Introduction au mémoire de: 


GUILLEMETTE TILLAUD

LE SEUIL DE L’ENGAGEMENT

Entre le donner à voir et l’éthique de la création

 

            «L'artiste de l'ère Anthropocène rencontrant ses limites est un acteur relationnel du monde, produisant des situations et ouvrant des bifurcations improbables, plutôt qu'un acteur autonome dans le monde produisant des objets»

 

(Sous la direction de Bernard Stiegler avec le collectif Internation, Bifurquer, Paris, Les Éditions les liens qui libèrent, 2018,  p. 175-176)

 

 

            L’Art, je voyais l’art comme un moyen de m’échapper, de m’affranchir du monde réel et de ses tourments, je voyais un silence, une détente, un moyen d’exulter, de rêver, de penser et de comprendre le monde qui m’entoure, un monde dans lequel mon conscient fabrique mon langage, mon être. Je dessinais sur les portes de ma chambre d’enfant, je dessinais des robes, des chevaux, des visages que je ne connaissais pas avec un feutre bleu, un crayon pour maquiller les yeux, ensuite je dessinais sur des feuilles, toujours des robes, des visages inconnus, des sourires, des yeux, j’étais fasciné par les yeux, des regards. Je me suis mise à la peinture, à l’huile, je peignais avec mes pinceaux, mes doigts, mes mains, des formes, des tourbillons de couleurs et des maisons. Je me demandais si cela était naturel que de dessiner, pourquoi je le faisais, à quoi cela me servait-il ? Quel était le but de le faire ? Un anti-stress ? Ou bien était-ce un message de mon subconscient qui voulait sortir de ma tête ? Comment je devais l’analyser ? A toutes ces questions je ne pouvais tout simplement pas y répondre. Dessiner la vie, la mort, les humains, les animaux, la faune, la flore, les choses existantes et celles qui n’existent que dans nos songes! Je n’ai jamais dessiné le ciel et ses nuages, ni le soleil, ni le vent, ni le sable, ni la mer mais je dessinais bien volontier des arbres, des sapins, des rivières, des forêts, des feuilles, des fleurs, pourquoi ?

 

            En grandissant, je commençais à me concentrer sur les problématiques qui m’entouraient, qu’elles soient familiales, communautaires, environnementales, politiques, économiques et bien d’autres encore. J’ai toujours été attirée par la lumière, la luminosité, les ondes, l’énergie, les choses que l’on ne voit pas ou que l’on ne soupçonne pas. Je me suis ancrée à des habitudes, dessiner, peindre sans aller voir plus loin, sans prendre le temps d’aller plus en profondeur dans mes lignes, mes traits, mes formes, sans en faire d’analyse particulière, sans me demander que si je dessinais tel trait ou telle ligne et bien l’accent serait posé sur tel message, telle notion ou autre connaissance pour tenter de comprendre pourquoi je le fais.
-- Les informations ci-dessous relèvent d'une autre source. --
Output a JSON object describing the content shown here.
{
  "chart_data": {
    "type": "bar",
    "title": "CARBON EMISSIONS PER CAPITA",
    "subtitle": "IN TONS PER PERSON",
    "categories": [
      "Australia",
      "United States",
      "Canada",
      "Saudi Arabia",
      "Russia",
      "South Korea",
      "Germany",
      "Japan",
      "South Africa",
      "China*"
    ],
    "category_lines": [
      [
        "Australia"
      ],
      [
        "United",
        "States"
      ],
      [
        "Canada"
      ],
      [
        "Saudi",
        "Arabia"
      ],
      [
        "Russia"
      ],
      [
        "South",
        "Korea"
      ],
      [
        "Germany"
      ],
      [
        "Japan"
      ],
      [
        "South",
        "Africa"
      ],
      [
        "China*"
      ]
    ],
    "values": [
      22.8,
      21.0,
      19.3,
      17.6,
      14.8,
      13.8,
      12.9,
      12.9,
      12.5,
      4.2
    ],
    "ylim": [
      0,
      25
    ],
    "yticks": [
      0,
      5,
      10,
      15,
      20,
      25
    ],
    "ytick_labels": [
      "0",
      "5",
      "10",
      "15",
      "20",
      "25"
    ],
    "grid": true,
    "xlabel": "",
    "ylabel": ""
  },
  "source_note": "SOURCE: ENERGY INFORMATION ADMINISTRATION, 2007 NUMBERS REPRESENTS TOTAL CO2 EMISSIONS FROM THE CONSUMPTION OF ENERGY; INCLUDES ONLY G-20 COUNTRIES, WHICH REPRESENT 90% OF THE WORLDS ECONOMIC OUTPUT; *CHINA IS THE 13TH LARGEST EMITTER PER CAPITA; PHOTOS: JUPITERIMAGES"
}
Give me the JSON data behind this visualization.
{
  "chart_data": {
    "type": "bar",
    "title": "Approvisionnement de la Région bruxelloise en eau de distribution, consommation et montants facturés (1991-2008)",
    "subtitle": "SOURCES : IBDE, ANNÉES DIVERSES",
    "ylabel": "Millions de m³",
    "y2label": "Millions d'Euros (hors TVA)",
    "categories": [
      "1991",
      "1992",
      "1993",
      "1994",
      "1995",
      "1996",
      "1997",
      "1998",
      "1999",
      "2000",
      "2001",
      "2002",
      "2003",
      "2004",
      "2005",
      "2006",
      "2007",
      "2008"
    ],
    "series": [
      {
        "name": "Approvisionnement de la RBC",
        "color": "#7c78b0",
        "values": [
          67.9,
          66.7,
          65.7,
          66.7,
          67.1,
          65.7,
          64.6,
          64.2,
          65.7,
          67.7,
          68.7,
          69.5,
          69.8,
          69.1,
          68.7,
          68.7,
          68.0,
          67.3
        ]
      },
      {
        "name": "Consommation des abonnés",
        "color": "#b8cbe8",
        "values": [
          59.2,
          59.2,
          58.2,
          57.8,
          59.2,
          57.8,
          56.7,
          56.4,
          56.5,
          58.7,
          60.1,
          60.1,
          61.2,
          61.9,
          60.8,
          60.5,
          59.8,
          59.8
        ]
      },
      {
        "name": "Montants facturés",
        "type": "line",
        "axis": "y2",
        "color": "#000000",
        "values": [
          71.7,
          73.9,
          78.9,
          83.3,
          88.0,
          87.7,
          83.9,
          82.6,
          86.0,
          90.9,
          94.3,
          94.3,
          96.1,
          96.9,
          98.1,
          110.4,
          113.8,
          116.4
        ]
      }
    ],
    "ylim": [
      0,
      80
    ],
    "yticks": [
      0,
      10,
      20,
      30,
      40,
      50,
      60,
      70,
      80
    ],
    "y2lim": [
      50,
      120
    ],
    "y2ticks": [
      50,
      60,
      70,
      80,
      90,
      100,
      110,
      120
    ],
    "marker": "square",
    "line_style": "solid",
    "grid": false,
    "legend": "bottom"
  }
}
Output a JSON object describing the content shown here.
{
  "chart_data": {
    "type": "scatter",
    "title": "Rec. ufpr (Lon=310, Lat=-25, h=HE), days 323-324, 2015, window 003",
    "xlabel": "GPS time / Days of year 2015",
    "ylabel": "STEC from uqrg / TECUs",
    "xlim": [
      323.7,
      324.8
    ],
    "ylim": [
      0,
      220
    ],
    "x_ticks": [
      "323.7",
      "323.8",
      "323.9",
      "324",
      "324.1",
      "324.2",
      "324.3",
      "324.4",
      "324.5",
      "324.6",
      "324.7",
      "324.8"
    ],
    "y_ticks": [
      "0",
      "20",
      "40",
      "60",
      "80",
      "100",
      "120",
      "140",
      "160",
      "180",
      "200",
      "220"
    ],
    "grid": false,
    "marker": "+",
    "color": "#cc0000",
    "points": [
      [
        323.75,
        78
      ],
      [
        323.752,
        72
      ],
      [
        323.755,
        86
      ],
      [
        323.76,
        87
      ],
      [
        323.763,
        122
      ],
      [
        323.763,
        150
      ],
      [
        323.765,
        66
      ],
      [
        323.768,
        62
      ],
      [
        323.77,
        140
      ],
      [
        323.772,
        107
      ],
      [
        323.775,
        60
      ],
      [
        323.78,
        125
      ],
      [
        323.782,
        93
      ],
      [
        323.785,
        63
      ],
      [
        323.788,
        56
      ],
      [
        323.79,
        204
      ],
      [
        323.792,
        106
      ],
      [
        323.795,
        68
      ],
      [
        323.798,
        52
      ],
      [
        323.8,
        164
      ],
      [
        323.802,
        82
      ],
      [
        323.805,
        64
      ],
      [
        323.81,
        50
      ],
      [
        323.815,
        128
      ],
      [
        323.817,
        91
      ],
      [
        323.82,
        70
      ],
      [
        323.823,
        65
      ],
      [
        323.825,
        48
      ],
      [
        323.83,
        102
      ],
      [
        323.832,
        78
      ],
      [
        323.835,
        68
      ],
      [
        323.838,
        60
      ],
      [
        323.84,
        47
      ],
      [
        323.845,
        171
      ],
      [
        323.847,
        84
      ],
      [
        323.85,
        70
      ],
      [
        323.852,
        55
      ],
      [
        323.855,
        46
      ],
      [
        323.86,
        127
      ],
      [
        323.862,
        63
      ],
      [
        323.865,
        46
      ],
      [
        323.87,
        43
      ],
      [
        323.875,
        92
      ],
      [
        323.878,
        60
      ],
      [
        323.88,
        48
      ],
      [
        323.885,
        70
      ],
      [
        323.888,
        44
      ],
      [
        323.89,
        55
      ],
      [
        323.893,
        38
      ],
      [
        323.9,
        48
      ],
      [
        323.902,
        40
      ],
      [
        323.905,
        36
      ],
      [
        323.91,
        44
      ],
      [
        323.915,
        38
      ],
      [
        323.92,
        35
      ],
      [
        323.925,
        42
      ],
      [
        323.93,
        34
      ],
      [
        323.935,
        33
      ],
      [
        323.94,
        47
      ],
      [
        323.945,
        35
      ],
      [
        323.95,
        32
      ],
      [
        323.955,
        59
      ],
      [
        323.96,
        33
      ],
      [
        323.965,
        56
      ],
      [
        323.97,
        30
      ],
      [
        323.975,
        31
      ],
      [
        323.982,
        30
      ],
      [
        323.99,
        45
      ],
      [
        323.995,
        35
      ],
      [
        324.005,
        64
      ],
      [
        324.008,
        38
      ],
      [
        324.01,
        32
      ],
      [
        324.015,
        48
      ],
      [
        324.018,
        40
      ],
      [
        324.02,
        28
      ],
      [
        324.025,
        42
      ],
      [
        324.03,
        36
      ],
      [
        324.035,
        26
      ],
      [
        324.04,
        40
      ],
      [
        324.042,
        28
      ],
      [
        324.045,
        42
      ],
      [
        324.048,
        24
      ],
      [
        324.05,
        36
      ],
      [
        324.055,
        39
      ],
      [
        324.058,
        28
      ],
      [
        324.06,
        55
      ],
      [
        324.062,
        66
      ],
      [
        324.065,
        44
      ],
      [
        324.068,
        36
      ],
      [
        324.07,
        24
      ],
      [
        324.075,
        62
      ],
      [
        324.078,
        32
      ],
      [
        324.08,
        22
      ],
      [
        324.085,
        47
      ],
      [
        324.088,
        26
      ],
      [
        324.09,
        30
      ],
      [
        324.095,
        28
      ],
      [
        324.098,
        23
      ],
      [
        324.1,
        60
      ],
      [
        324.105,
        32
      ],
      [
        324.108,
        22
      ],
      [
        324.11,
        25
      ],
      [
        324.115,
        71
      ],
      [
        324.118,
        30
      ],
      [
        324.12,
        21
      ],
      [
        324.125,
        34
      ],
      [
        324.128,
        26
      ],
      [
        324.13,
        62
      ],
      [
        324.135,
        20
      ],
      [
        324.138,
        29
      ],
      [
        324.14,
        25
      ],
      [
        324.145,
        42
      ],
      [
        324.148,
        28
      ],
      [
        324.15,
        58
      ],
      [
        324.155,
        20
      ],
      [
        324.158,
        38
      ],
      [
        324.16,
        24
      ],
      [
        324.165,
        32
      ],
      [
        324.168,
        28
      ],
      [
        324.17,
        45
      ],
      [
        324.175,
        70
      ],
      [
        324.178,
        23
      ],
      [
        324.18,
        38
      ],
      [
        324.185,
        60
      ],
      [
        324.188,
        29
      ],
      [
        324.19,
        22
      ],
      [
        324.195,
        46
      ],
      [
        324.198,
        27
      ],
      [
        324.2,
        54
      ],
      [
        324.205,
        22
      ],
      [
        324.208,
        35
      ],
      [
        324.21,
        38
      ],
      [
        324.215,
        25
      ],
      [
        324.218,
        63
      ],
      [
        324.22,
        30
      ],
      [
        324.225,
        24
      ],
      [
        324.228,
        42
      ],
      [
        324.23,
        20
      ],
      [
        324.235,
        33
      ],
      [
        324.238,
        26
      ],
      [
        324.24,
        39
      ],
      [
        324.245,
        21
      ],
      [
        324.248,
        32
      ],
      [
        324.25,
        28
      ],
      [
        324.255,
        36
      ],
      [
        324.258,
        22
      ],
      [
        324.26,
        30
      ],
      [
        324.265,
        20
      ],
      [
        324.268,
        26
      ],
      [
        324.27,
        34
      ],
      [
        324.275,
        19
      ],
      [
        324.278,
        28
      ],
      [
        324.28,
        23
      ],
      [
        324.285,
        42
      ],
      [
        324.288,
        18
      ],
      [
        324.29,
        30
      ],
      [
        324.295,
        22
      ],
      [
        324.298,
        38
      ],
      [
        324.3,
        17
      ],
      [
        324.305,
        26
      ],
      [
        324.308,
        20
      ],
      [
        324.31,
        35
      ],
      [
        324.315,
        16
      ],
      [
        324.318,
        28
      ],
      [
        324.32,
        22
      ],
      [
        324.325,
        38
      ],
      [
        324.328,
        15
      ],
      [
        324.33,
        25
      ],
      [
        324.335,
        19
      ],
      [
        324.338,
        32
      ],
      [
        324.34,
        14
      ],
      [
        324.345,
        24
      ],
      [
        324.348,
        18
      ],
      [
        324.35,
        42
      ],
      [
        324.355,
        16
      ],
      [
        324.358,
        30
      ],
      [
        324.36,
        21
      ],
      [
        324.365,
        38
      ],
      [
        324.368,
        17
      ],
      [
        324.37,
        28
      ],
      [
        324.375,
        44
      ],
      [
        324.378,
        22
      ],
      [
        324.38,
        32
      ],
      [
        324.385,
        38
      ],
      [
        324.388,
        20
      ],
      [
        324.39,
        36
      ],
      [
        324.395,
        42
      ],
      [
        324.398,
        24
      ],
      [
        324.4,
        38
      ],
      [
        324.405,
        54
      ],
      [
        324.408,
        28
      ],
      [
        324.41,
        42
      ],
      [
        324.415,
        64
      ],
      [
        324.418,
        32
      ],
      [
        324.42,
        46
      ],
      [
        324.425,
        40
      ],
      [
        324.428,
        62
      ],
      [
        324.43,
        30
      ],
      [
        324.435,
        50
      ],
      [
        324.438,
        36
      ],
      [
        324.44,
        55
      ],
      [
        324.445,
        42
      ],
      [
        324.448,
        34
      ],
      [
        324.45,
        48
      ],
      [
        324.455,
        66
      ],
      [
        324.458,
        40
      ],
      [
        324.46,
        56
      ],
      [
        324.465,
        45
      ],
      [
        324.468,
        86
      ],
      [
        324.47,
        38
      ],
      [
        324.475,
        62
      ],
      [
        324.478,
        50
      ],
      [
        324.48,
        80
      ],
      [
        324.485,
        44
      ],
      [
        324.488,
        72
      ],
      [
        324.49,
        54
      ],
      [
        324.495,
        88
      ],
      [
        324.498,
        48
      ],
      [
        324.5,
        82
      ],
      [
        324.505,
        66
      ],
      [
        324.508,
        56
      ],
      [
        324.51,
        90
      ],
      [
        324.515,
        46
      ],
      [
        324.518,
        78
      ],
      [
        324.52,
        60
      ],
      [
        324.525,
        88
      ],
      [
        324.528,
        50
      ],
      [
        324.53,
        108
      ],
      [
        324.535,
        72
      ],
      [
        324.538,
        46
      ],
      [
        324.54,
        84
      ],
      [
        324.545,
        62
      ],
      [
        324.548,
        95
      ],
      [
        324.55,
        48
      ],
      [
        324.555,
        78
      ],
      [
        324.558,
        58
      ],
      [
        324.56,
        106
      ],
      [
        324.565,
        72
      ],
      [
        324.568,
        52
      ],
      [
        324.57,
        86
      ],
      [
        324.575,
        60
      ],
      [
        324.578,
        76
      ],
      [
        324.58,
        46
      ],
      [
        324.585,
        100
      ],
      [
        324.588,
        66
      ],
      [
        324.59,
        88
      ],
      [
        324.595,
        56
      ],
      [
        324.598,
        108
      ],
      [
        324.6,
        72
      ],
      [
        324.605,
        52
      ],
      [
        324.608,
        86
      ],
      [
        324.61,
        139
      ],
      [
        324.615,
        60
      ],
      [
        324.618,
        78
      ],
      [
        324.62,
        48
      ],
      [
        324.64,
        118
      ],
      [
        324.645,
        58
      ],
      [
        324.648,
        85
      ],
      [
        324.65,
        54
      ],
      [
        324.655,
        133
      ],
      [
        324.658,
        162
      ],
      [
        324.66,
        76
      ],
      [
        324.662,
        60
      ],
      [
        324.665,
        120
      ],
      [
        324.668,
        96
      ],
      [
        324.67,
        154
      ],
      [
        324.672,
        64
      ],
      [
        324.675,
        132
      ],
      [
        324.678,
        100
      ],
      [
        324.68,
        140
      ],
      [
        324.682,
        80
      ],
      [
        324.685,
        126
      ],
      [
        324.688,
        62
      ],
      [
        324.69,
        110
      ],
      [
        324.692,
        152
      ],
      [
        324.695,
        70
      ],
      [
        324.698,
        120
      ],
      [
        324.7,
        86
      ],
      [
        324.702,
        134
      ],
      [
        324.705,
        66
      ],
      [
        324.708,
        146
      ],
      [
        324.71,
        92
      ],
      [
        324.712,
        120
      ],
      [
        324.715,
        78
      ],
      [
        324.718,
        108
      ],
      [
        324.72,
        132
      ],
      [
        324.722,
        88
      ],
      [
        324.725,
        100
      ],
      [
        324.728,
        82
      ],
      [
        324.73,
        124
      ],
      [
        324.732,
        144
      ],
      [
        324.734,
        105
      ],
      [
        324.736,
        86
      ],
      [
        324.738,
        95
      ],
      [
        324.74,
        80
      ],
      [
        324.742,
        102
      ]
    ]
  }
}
            Au fur et à mesure mes pensées se sont dirigées vers les problématiques sociétales contemporaines et plus spécifiquement à l’environnement, lier l’art et les problématiques, lié l’art à l’engagement, on s’engage à faire connaître, dénoncer, informer, à combattre des pensées, des idées, des faits. Cet engagement se détermine par un passage nous liant à quelque chose, d’une forme visible ou invisible, un liant qui nous tire vers cette chose d’indéfinie, c’est faire corps avec l’objet ou le sujet dans la même direction, comme attaché, peut-être comme une contrainte, une présence infinie, une valeur à laquelle on doit se fier et à laquelle on ne déroge pas, faire que ce dernier soi ou devienne une lutte constante, une main qui fabrique, qui caresse, qui agit, qui est active à laquelle on se lie sans durée établie. Représenter cette notion comme un combat commun pour une prise de conscience collective quant à notre environnement.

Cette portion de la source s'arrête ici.